The block is the piece of wood they chop in half.

 handicap
 
In a competition, a handicap is a disadvantage given to each person to balance out their chances of winning.
 
So, in this case, everyone starts at a different time. The slowest chopper gets to start first.

 championship
 
A championship is a high level competition to decide who is the best at something.
 
A champion is a winner - the person who has beaten all other competitors in a competition.

 competitor
 
A competitor is a person who is competing against others.
 
To compete means to take part in a competition or race. It means to try to be more successful than someone else.

 starts on three
 
This means an announcer counts ‘1, 2,3!’ and everyone starts chopping when they hear the number ‘3’.

 axeman
 
An axeman is someone who uses an axe.

 expend
 
To expend means to use or spend.

 aerobic
 
Anaerobic means without oxygen. Anaerobic exercise requires short bursts of energy.
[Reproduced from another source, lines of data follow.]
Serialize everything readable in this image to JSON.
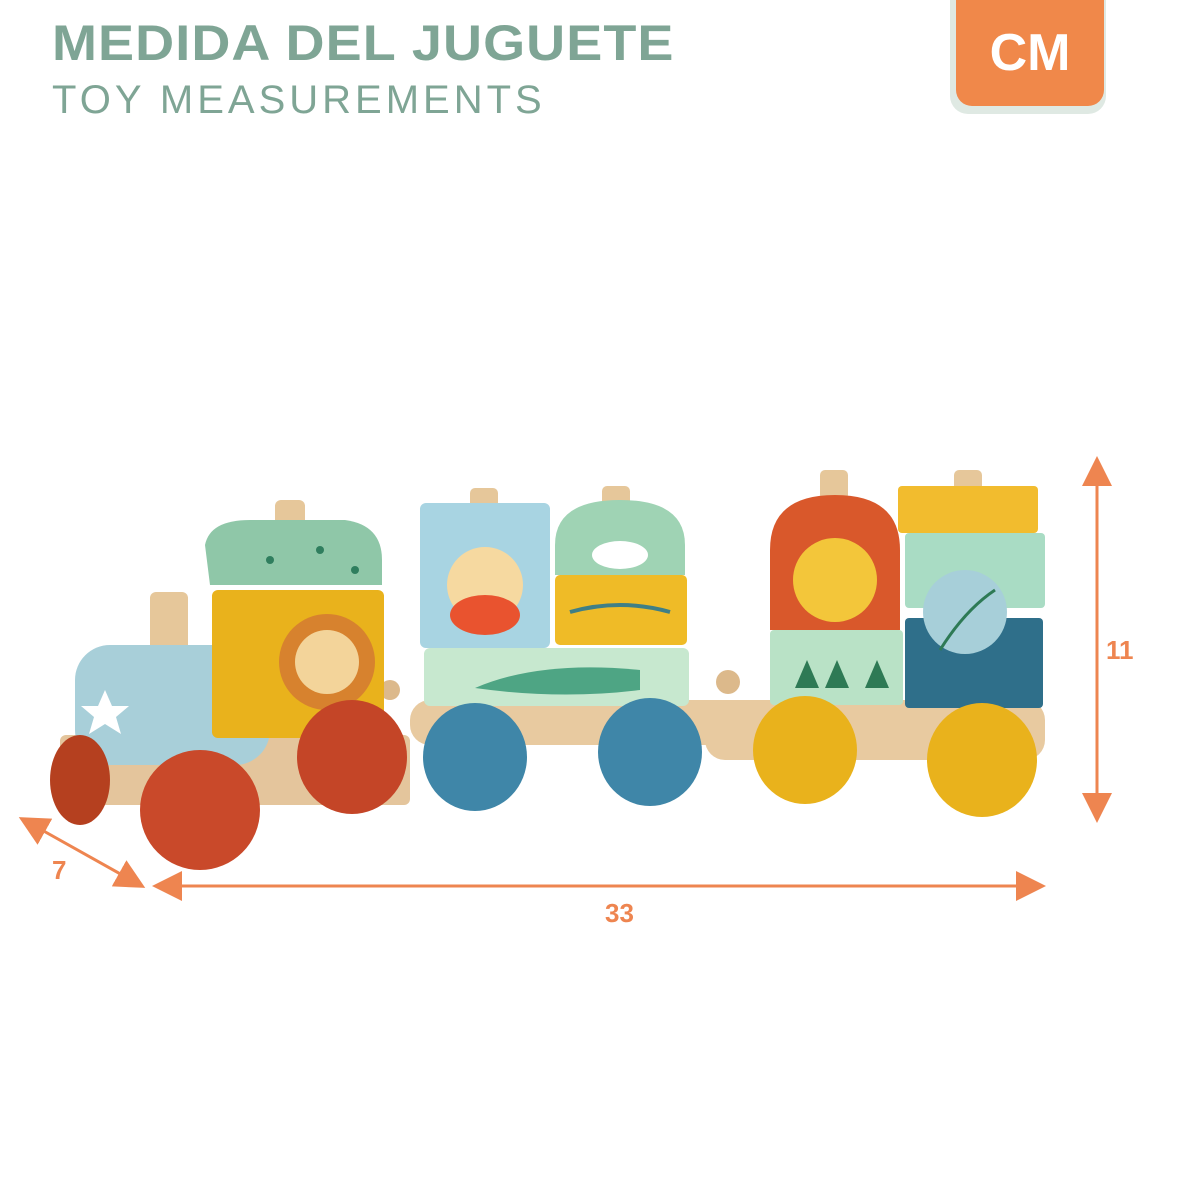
{
  "header": {
    "title": "MEDIDA DEL JUGUETE",
    "subtitle": "TOY MEASUREMENTS",
    "unit_badge": "CM"
  },
  "dimensions": {
    "depth": "7",
    "length": "33",
    "height": "11"
  },
  "colors": {
    "title": "#7fa595",
    "accent": "#f0884a",
    "wheel_red": "#c9492a",
    "wheel_blue": "#3f86a8",
    "wheel_yellow": "#e9b21c",
    "wood": "#e4c59c"
  }
}
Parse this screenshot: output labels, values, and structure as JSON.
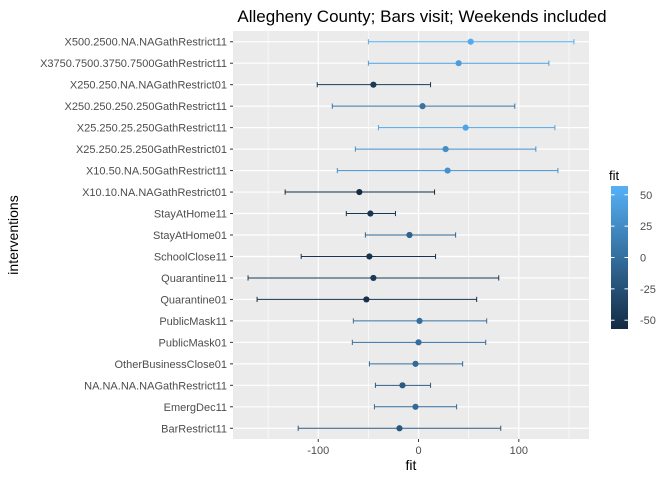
{
  "chart_data": {
    "type": "errorbar-dot",
    "title": "Allegheny County; Bars visit; Weekends included",
    "xlabel": "fit",
    "ylabel": "interventions",
    "xlim": [
      -185,
      170
    ],
    "x_ticks": [
      -100,
      0,
      100
    ],
    "x_tick_labels": [
      "-100",
      "0",
      "100"
    ],
    "grid": true,
    "legend": {
      "title": "fit",
      "position": "right",
      "ticks": [
        50,
        25,
        0,
        -25,
        -50
      ],
      "tick_labels": [
        "50",
        "25",
        "0",
        "-25",
        "-50"
      ],
      "range": [
        -57,
        57
      ],
      "color_low": "#132B43",
      "color_high": "#56B1F7"
    },
    "categories": [
      "X500.2500.NA.NAGathRestrict11",
      "X3750.7500.3750.7500GathRestrict11",
      "X250.250.NA.NAGathRestrict01",
      "X250.250.250.250GathRestrict11",
      "X25.250.25.250GathRestrict11",
      "X25.250.25.250GathRestrict01",
      "X10.50.NA.50GathRestrict11",
      "X10.10.NA.NAGathRestrict01",
      "StayAtHome11",
      "StayAtHome01",
      "SchoolClose11",
      "Quarantine11",
      "Quarantine01",
      "PublicMask11",
      "PublicMask01",
      "OtherBusinessClose01",
      "NA.NA.NA.NAGathRestrict11",
      "EmergDec11",
      "BarRestrict11"
    ],
    "fit": [
      52,
      40,
      -45,
      4,
      47,
      27,
      29,
      -59,
      -48,
      -9,
      -49,
      -45,
      -52,
      1,
      0,
      -3,
      -16,
      -3,
      -19
    ],
    "lower": [
      -50,
      -50,
      -101,
      -86,
      -40,
      -63,
      -81,
      -133,
      -72,
      -53,
      -117,
      -170,
      -161,
      -65,
      -66,
      -49,
      -43,
      -44,
      -120
    ],
    "upper": [
      155,
      130,
      12,
      96,
      136,
      117,
      139,
      16,
      -23,
      37,
      17,
      80,
      58,
      68,
      67,
      44,
      12,
      38,
      82
    ]
  }
}
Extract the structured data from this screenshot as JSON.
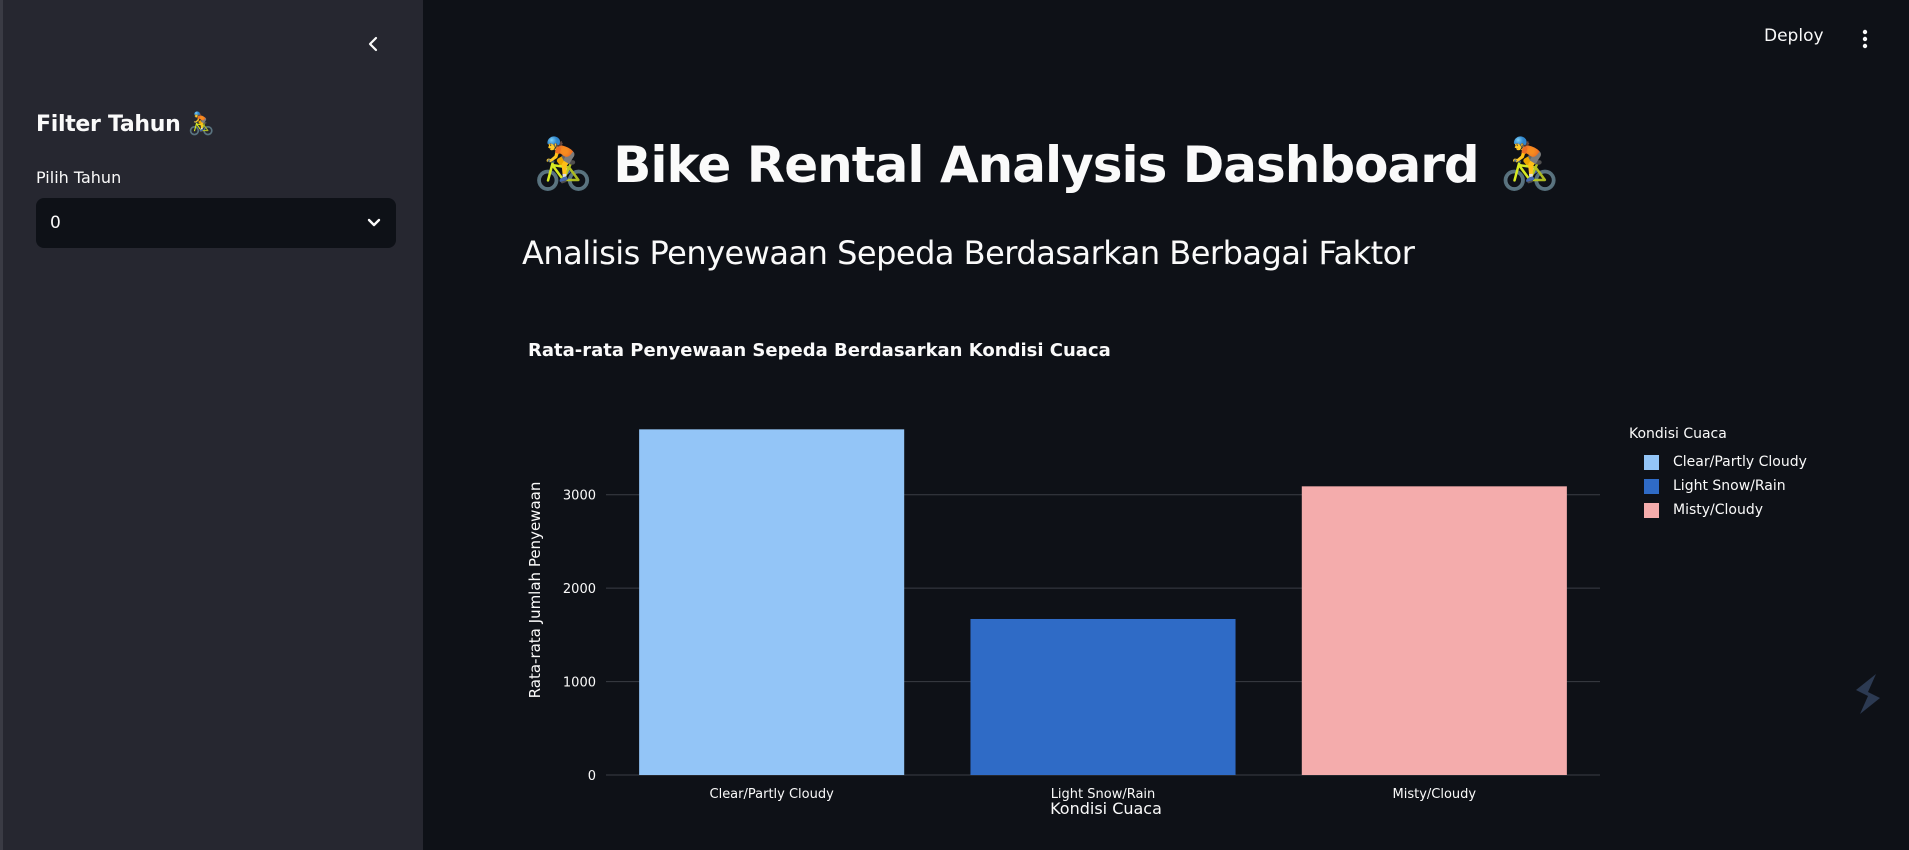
{
  "sidebar": {
    "header": "Filter Tahun 🚴",
    "select_label": "Pilih Tahun",
    "select_value": "0"
  },
  "topbar": {
    "deploy_label": "Deploy"
  },
  "main": {
    "title": "Bike Rental Analysis Dashboard",
    "title_emoji": "🚴",
    "subtitle": "Analisis Penyewaan Sepeda Berdasarkan Berbagai Faktor"
  },
  "chart_data": {
    "type": "bar",
    "title": "Rata-rata Penyewaan Sepeda Berdasarkan Kondisi Cuaca",
    "xlabel": "Kondisi Cuaca",
    "ylabel": "Rata-rata Jumlah Penyewaan",
    "categories": [
      "Clear/Partly Cloudy",
      "Light Snow/Rain",
      "Misty/Cloudy"
    ],
    "values": [
      3700,
      1670,
      3090
    ],
    "colors": [
      "#93c5f7",
      "#2f6bc6",
      "#f4acac"
    ],
    "ylim": [
      0,
      3800
    ],
    "yticks": [
      0,
      1000,
      2000,
      3000
    ],
    "grid": true,
    "legend_title": "Kondisi Cuaca",
    "legend_position": "top-right"
  },
  "theme": {
    "background": "#0e1117",
    "sidebar_bg": "#262730",
    "text": "#fafafa",
    "grid": "#3a3d45"
  }
}
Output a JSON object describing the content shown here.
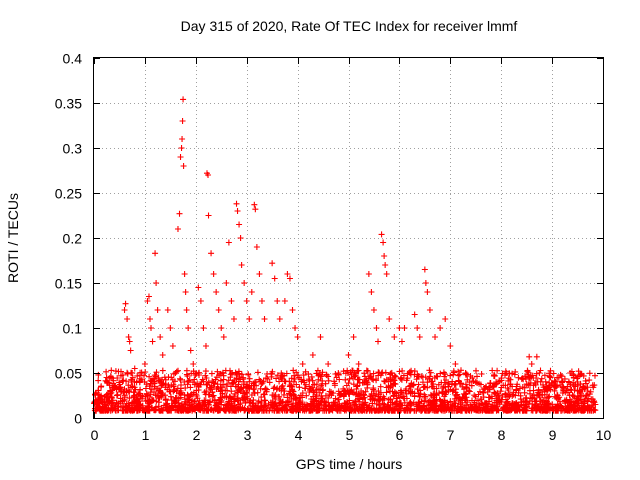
{
  "chart_data": {
    "type": "scatter",
    "title": "Day 315 of 2020, Rate Of TEC Index for receiver lmmf",
    "xlabel": "GPS time / hours",
    "ylabel": "ROTI / TECUs",
    "xlim": [
      0,
      10
    ],
    "ylim": [
      0,
      0.4
    ],
    "xticks": [
      "0",
      "1",
      "2",
      "3",
      "4",
      "5",
      "6",
      "7",
      "8",
      "9",
      "10"
    ],
    "yticks": [
      "0",
      "0.05",
      "0.1",
      "0.15",
      "0.2",
      "0.25",
      "0.3",
      "0.35",
      "0.4"
    ],
    "grid": true,
    "marker": "+",
    "color": "#ff0000",
    "series": [
      {
        "name": "ROTI",
        "points": [
          [
            0.05,
            0.015
          ],
          [
            0.15,
            0.018
          ],
          [
            0.25,
            0.02
          ],
          [
            0.35,
            0.016
          ],
          [
            0.45,
            0.025
          ],
          [
            0.55,
            0.03
          ],
          [
            0.6,
            0.12
          ],
          [
            0.62,
            0.127
          ],
          [
            0.65,
            0.11
          ],
          [
            0.68,
            0.09
          ],
          [
            0.7,
            0.085
          ],
          [
            0.72,
            0.075
          ],
          [
            0.75,
            0.05
          ],
          [
            0.8,
            0.055
          ],
          [
            0.9,
            0.04
          ],
          [
            1.0,
            0.06
          ],
          [
            1.05,
            0.13
          ],
          [
            1.08,
            0.135
          ],
          [
            1.1,
            0.11
          ],
          [
            1.12,
            0.1
          ],
          [
            1.15,
            0.085
          ],
          [
            1.2,
            0.183
          ],
          [
            1.22,
            0.15
          ],
          [
            1.25,
            0.12
          ],
          [
            1.3,
            0.09
          ],
          [
            1.35,
            0.07
          ],
          [
            1.45,
            0.12
          ],
          [
            1.5,
            0.1
          ],
          [
            1.55,
            0.08
          ],
          [
            1.6,
            0.05
          ],
          [
            1.65,
            0.21
          ],
          [
            1.68,
            0.227
          ],
          [
            1.7,
            0.29
          ],
          [
            1.72,
            0.3
          ],
          [
            1.73,
            0.31
          ],
          [
            1.74,
            0.33
          ],
          [
            1.75,
            0.354
          ],
          [
            1.76,
            0.28
          ],
          [
            1.78,
            0.16
          ],
          [
            1.8,
            0.14
          ],
          [
            1.82,
            0.12
          ],
          [
            1.85,
            0.1
          ],
          [
            1.9,
            0.075
          ],
          [
            1.95,
            0.06
          ],
          [
            2.05,
            0.145
          ],
          [
            2.1,
            0.13
          ],
          [
            2.15,
            0.1
          ],
          [
            2.2,
            0.08
          ],
          [
            2.22,
            0.272
          ],
          [
            2.24,
            0.27
          ],
          [
            2.25,
            0.225
          ],
          [
            2.3,
            0.183
          ],
          [
            2.35,
            0.16
          ],
          [
            2.4,
            0.14
          ],
          [
            2.45,
            0.12
          ],
          [
            2.5,
            0.1
          ],
          [
            2.55,
            0.09
          ],
          [
            2.6,
            0.15
          ],
          [
            2.65,
            0.195
          ],
          [
            2.7,
            0.13
          ],
          [
            2.75,
            0.11
          ],
          [
            2.8,
            0.238
          ],
          [
            2.82,
            0.23
          ],
          [
            2.85,
            0.215
          ],
          [
            2.88,
            0.2
          ],
          [
            2.9,
            0.17
          ],
          [
            2.95,
            0.15
          ],
          [
            3.0,
            0.13
          ],
          [
            3.05,
            0.11
          ],
          [
            3.1,
            0.14
          ],
          [
            3.15,
            0.237
          ],
          [
            3.17,
            0.232
          ],
          [
            3.2,
            0.19
          ],
          [
            3.25,
            0.16
          ],
          [
            3.3,
            0.13
          ],
          [
            3.35,
            0.11
          ],
          [
            3.5,
            0.172
          ],
          [
            3.55,
            0.155
          ],
          [
            3.6,
            0.13
          ],
          [
            3.65,
            0.11
          ],
          [
            3.75,
            0.13
          ],
          [
            3.8,
            0.16
          ],
          [
            3.85,
            0.155
          ],
          [
            3.9,
            0.12
          ],
          [
            3.95,
            0.1
          ],
          [
            4.0,
            0.09
          ],
          [
            4.1,
            0.06
          ],
          [
            4.3,
            0.07
          ],
          [
            4.45,
            0.09
          ],
          [
            4.6,
            0.06
          ],
          [
            4.8,
            0.05
          ],
          [
            5.0,
            0.07
          ],
          [
            5.1,
            0.09
          ],
          [
            5.2,
            0.06
          ],
          [
            5.35,
            0.04
          ],
          [
            5.4,
            0.16
          ],
          [
            5.45,
            0.14
          ],
          [
            5.5,
            0.12
          ],
          [
            5.55,
            0.1
          ],
          [
            5.58,
            0.085
          ],
          [
            5.65,
            0.204
          ],
          [
            5.68,
            0.195
          ],
          [
            5.7,
            0.18
          ],
          [
            5.72,
            0.17
          ],
          [
            5.75,
            0.16
          ],
          [
            5.8,
            0.11
          ],
          [
            5.9,
            0.09
          ],
          [
            6.0,
            0.1
          ],
          [
            6.05,
            0.085
          ],
          [
            6.1,
            0.1
          ],
          [
            6.3,
            0.115
          ],
          [
            6.35,
            0.1
          ],
          [
            6.4,
            0.09
          ],
          [
            6.5,
            0.165
          ],
          [
            6.52,
            0.15
          ],
          [
            6.55,
            0.14
          ],
          [
            6.6,
            0.12
          ],
          [
            6.7,
            0.09
          ],
          [
            6.8,
            0.1
          ],
          [
            6.9,
            0.11
          ],
          [
            7.0,
            0.08
          ],
          [
            7.1,
            0.06
          ],
          [
            7.3,
            0.05
          ],
          [
            7.5,
            0.04
          ],
          [
            7.7,
            0.035
          ],
          [
            7.9,
            0.04
          ],
          [
            8.1,
            0.05
          ],
          [
            8.3,
            0.035
          ],
          [
            8.55,
            0.068
          ],
          [
            8.6,
            0.06
          ],
          [
            8.7,
            0.068
          ],
          [
            8.75,
            0.05
          ],
          [
            8.9,
            0.03
          ],
          [
            9.1,
            0.045
          ],
          [
            9.3,
            0.035
          ],
          [
            9.5,
            0.04
          ],
          [
            9.7,
            0.03
          ],
          [
            9.85,
            0.015
          ]
        ]
      }
    ]
  }
}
During anaerobic exercise, the body provides muscles with energy by burning sugar in the blood. The opposite is aerobic exercise. Aerobic means ‘with oxygen’. Aerobic exercise is exercise performed at a high intensity for a long period of time, like running a marathon.

 woodchoppers
 
Woodchoppers can also be called woodcutters.

 disciplines
 
A discipline is an area of study or a subject. We use the word discipline to talk about subject areas at university. For example the disciplines of science or arts. In this case, David uses the word ‘discipline’ to talk about the five types of events he competes in. They require different skills and have different rules.

 logging
 
Logging is the activity of cutting down trees for wood.

 countryside
 
Countryside refers to natural land outside cities.